Plugging in those results yields the dual objective function that is stated above. The Lagrange multipliers \(\mu_i\) are not needed, since we can replace the condition \(\mu_i\geq 0\) with \(\lambda_i\leq C\), since \(\lambda_i=C-\mu_i\).

Likewise, we formulate the quadratic program of the soft-margin SVM.

Corollary 3 (Quadratic Program Soft-Margin)
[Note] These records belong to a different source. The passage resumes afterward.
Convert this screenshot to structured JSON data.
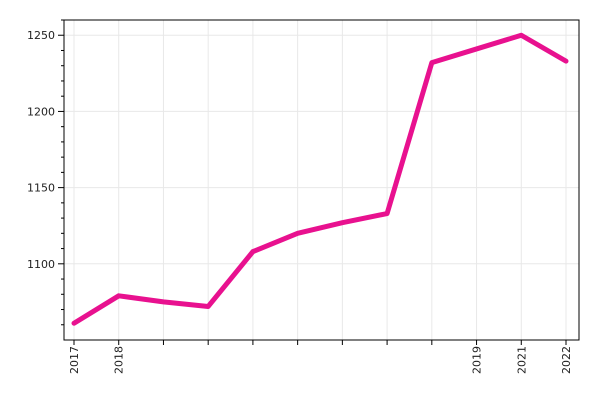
{
  "chart_data": {
    "type": "line",
    "title": "",
    "xlabel": "",
    "ylabel": "",
    "x_ticks": [
      "2017",
      "2018",
      "",
      "",
      "",
      "",
      "",
      "",
      "",
      "2019",
      "2021",
      "2022"
    ],
    "ylim": [
      1050,
      1260
    ],
    "y_ticks": [
      1100,
      1150,
      1200,
      1250
    ],
    "grid": true,
    "legend": "none",
    "series": [
      {
        "color": "#e8118f",
        "values": [
          1061,
          1079,
          1075,
          1072,
          1108,
          1120,
          1127,
          1133,
          1232,
          1241,
          1250,
          1233
        ]
      }
    ]
  }
}
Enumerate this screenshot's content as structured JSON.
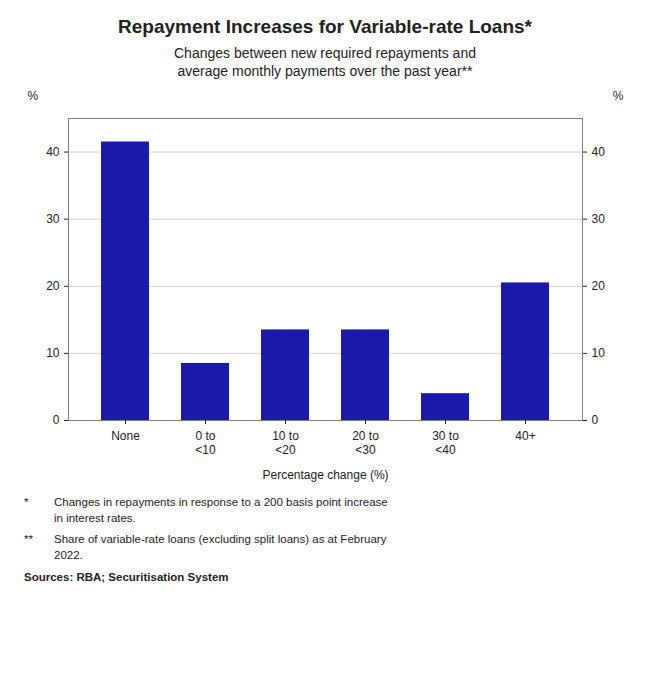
{
  "chart_data": {
    "type": "bar",
    "title": "Repayment Increases for Variable-rate Loans*",
    "subtitle": "Changes between new required repayments and\naverage monthly payments over the past year**",
    "categories": [
      "None",
      "0 to\n<10",
      "10 to\n<20",
      "20 to\n<30",
      "30 to\n<40",
      "40+"
    ],
    "values": [
      41.5,
      8.5,
      13.5,
      13.5,
      4.0,
      20.5
    ],
    "color": "#1a1aaa",
    "xlabel": "Percentage change (%)",
    "ylabel": "%",
    "y2label": "%",
    "ylim": [
      0,
      45
    ],
    "yticks": [
      0,
      10,
      20,
      30,
      40
    ],
    "y2lim": [
      0,
      45
    ],
    "y2ticks": [
      0,
      10,
      20,
      30,
      40
    ],
    "grid": true,
    "annotations": [
      {
        "label": "*",
        "text": "Changes in repayments in response to a 200 basis point increase\nin interest rates."
      },
      {
        "label": "**",
        "text": "Share of variable-rate loans (excluding split loans) as at February\n2022."
      }
    ],
    "source": "Sources: RBA; Securitisation System"
  }
}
The dual optimization objective of the Soft-Margin SVM task is equivalent to the following convex quadratic program

(50)#\[\begin{split}\begin{align*} \min_{\boldsymbol{\lambda}} \ & \bm{\lambda}^\top Q \boldsymbol{\lambda} + {\bf 1}^\top \boldsymbol{\lambda} \\ \text{s.t. } & \boldsymbol{\lambda}^\top{\bf y} = 0 \\ & 0 \leq \lambda_{i} \leq C, \text{ for }1\leq i\leq n, \end{align*}\end{split}\]

where \(Q=\frac14 \diag(\vvec{y})DD^\top\diag(\vvec{y})\in\mathbb{R}^{n\times n}\) is defined over the data matrix \(D\in\mathbb{R}^{n\times d}\), gathering all data points over its rows \(D_{i\cdot}=\vvec{x}_i\) and \(\mathbf{1}\in\{1\}^n\) is the constant one vector.